Touchdown passes measure quarterbacks, interceptions for defensive backs, and sacks are the rubric for edge rushers.

J.J. Watt set the bar for any future Houston Texans edge rusher. Try a 10-year tenure with five double-digit sack seasons, of which included four straight of 10-plus, and three NFL Defensive Player of the Year awards. As the franchise leader, any Texans defender will be chasing Watt’s 101.0 for a long time.

Watt, a future first-ballot Pro Football Hall of Famer, played with such passion and ferocity when it came to getting to the quarterback that he made most fans and analysis forget that the defensive end position has many more responsibilities. He also has made it harder for most people watching rookie edge rusher Will Anderson to recognize the impact he has made throughout his first seven games in the NFL.

Anderson, 22, is getting acclimated to playing in the NFL and has garnered much attention by opposing offenses. He consistently sees multiple players throughout the game to try and slow his pursuit of the quarterback at an alarming rate for a rookie. Teams have doubled the former two-time SEC Defensive Player of the Year award winner 24% of the time this season, which places him right behind Myles Garrett (30%), Micah Parsons (28%) and former Texans player Jadeveon Clowney (26%).

“Will has been impactful,” said Texans first-year defensive coordinator Matt Burke, who coached Watt in Arizona in 2022. “I feel like I’ve said this a lot: I think he’s already, as a rookie, one of the best run defenders on the edge in the NFL. He’s powerful and violent. Sets edges about as good as a lot of people that I’ve seen in this league. He affects the quarterback right now. He’s close. I mean, his pressure rate is still really high, and I think his challenge is not getting frustrated by the sack production. You start chasing stats, it goes the wrong way.”
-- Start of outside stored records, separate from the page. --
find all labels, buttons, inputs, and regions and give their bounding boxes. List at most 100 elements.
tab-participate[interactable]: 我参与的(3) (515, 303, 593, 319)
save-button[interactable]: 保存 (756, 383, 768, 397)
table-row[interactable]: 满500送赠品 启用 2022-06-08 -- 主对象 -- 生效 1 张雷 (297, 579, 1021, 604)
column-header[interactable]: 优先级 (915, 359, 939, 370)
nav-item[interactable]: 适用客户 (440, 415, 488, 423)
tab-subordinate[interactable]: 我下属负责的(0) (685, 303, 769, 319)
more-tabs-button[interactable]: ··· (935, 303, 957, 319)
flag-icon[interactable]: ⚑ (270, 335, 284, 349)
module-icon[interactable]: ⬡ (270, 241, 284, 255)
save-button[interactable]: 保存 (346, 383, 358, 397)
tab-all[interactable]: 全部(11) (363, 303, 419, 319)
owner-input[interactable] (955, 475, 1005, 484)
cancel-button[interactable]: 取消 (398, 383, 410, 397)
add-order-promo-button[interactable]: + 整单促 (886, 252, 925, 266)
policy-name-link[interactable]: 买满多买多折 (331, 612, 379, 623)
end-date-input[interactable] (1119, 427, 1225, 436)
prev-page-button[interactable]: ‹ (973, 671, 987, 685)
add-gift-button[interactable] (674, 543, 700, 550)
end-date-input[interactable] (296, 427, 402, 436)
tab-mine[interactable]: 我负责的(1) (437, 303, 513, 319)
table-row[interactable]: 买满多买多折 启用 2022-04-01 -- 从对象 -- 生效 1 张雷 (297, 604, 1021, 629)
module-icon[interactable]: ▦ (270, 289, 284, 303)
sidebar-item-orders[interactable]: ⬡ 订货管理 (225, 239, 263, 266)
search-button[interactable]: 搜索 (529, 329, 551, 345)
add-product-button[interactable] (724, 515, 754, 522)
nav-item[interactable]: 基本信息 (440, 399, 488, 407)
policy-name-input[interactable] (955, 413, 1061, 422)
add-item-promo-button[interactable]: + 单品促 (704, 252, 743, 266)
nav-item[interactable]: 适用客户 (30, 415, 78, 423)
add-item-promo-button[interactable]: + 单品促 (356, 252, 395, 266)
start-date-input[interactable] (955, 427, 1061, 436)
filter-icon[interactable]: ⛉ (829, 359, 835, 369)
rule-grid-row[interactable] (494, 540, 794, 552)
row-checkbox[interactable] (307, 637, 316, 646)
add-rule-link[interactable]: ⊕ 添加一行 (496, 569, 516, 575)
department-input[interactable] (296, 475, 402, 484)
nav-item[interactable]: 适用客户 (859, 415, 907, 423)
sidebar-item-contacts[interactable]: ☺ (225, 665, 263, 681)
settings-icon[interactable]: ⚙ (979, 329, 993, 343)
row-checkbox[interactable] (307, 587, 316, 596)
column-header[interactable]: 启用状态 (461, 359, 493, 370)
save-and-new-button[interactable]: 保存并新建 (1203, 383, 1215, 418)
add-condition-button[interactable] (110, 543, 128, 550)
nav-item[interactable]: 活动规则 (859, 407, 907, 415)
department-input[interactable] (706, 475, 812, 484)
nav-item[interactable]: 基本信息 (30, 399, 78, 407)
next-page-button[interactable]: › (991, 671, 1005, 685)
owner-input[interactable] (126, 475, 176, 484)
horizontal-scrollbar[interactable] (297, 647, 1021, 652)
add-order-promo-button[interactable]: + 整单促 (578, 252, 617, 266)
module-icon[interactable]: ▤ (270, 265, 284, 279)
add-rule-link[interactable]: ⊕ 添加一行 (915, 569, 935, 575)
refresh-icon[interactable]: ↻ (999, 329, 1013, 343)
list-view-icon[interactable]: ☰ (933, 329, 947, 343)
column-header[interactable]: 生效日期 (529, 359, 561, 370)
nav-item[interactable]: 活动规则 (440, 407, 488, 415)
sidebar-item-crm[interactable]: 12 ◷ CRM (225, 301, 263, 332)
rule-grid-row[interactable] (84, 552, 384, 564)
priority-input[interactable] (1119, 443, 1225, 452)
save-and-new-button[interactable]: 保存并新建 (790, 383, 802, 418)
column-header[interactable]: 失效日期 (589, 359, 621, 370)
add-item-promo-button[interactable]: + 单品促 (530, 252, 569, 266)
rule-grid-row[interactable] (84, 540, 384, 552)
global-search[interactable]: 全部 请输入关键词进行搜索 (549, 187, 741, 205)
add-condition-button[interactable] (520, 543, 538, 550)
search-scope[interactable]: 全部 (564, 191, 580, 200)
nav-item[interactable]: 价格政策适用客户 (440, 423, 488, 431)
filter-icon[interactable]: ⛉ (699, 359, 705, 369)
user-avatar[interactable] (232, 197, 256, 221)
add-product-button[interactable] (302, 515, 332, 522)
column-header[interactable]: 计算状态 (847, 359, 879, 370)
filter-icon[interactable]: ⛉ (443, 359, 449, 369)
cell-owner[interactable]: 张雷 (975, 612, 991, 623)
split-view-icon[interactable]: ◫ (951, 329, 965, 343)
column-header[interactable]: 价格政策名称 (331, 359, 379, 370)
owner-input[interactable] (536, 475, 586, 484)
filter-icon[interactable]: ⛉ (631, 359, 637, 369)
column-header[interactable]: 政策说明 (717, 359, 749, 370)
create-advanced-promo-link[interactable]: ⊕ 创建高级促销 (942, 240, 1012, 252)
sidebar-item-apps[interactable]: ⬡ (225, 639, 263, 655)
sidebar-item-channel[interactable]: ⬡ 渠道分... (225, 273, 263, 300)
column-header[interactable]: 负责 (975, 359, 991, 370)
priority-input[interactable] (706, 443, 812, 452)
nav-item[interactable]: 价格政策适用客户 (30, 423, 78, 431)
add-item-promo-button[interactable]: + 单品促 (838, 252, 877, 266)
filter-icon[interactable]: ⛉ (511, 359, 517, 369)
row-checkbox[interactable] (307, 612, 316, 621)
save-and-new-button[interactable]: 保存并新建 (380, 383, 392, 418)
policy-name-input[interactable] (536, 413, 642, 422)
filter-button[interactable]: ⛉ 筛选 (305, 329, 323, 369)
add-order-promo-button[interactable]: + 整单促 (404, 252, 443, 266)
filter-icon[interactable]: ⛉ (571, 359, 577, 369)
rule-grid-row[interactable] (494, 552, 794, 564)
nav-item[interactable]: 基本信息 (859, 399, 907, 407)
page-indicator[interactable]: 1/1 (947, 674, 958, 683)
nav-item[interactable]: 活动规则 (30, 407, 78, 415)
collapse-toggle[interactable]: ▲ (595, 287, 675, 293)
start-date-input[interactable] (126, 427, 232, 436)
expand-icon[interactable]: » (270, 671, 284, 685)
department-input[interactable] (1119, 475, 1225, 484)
The Texans made a draft day trade with the Arizona Cardinals to acquire Anderson with the third overall selection in this year’s draft. There are a lot of expectations being drafted that high, and if you factor in the amount of future capital Houston gave up for him, many can see why the sack statistic can play a vital role in how he is evaluated.
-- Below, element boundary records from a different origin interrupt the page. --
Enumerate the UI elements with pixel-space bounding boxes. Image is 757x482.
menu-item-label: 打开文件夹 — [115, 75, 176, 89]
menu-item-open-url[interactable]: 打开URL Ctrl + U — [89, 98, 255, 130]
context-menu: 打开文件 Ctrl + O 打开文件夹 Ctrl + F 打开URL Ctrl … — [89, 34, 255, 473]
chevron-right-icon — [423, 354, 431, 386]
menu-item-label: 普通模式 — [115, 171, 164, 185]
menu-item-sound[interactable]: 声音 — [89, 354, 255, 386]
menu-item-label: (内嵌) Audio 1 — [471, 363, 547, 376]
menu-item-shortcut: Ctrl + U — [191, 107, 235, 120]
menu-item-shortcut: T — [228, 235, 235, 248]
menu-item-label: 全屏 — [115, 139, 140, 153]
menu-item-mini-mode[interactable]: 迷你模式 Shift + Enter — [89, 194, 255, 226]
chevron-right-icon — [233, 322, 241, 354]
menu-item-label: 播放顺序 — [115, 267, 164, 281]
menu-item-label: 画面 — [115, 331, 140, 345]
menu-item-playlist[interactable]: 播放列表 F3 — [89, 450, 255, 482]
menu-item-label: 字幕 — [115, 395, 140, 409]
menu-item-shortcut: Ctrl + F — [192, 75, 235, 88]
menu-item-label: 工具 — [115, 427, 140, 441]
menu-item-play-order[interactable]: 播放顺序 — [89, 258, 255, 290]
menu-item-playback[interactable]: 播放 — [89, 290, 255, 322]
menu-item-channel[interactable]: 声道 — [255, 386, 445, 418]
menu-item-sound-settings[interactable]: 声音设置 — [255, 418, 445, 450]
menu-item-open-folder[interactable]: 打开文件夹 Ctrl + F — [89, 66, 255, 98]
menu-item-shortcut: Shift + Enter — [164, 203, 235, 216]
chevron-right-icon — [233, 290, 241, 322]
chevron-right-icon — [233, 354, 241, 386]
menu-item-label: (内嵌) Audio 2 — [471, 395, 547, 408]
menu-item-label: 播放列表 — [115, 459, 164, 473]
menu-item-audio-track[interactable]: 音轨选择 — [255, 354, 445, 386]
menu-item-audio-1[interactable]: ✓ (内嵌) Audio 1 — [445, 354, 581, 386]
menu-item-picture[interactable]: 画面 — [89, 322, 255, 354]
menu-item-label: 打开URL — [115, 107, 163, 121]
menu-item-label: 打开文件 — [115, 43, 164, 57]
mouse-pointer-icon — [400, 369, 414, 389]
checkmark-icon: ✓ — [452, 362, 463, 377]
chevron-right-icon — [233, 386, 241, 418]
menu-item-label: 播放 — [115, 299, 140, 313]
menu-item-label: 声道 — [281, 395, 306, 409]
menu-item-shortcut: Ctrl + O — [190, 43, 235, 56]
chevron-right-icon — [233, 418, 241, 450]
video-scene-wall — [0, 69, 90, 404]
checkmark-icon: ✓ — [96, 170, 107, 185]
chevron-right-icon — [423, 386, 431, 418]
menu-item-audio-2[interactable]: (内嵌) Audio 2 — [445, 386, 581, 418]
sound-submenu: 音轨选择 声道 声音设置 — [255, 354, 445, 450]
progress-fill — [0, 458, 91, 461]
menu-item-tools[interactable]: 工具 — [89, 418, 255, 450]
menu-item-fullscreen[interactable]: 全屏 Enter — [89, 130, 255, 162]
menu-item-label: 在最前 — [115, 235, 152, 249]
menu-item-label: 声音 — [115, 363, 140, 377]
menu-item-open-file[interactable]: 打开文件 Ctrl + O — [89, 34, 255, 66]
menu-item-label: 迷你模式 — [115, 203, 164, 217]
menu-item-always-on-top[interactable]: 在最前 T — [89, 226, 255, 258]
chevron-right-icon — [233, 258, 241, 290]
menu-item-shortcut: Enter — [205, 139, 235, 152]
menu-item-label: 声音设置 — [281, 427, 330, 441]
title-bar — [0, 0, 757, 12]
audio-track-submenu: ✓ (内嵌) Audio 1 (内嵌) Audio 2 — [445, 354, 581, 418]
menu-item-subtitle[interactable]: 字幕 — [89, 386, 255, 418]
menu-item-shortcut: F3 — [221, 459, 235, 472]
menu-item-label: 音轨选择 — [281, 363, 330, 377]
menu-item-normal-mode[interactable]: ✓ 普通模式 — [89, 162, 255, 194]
Fourth-year veteran Jonathan Greenard, who starts opposite of Anderson, realizes that the sack totals do not jump off the page for the rookie but understands the impact he brings in the totality of the overall defensive scheme that head coach DeMeco Ryans has installed.

“If you see a guy getting chipped or they are running away from him or they are cutting him, he has already made the play right then,” said Greenard, who leads all edge defenders with 8.5% defensive stop rate this season, according to Next Gen Stats. “Now they have just dedicated half of that play to you because they knew you were going to be able to make that play, and now, they are playing behind the sticks.”

Anderson’s impact has been felt by opposing quarterbacks as he leads all rookie pass rushers with a 0.76 avg get-off time this season and has generated 26 QBP [Quarterback Pressures] on 186 pass rushes, which ranks him third amongst all rookies. He is also helping a run defense that finished last in the NFL in rushing yards allowed in 2022 at 170 yards per game, holding teams to under 100 yards throughout seven games this season.

“It all comes down to knowing who you are,” Anderson told the Texans Wire about the dynamics of his position. “You know what position you play, and you know that it is more than just going out there and getting sacks. We call it ‘Factor’ here. How are you factoring the game? Whether that is causing disruptions, getting pressure, or helping others around you.”

“Ultimately, it comes down to you doing your job. Don’t press for anything. Don’t go out there and do anything you have done differently all week, and don’t let the expectations of others or whoever may think that sacks is all there is push you to make you do something that you know you are not supposed to be doing.”

“When you hear ‘Edge Rusher,’ you think of sacks, but being an edge rusher is being an elite player all the way around. Stopping the run, getting tackles for loss, causing disruption, setting edges, and things like that. That is how I see myself when I see edge rusher.”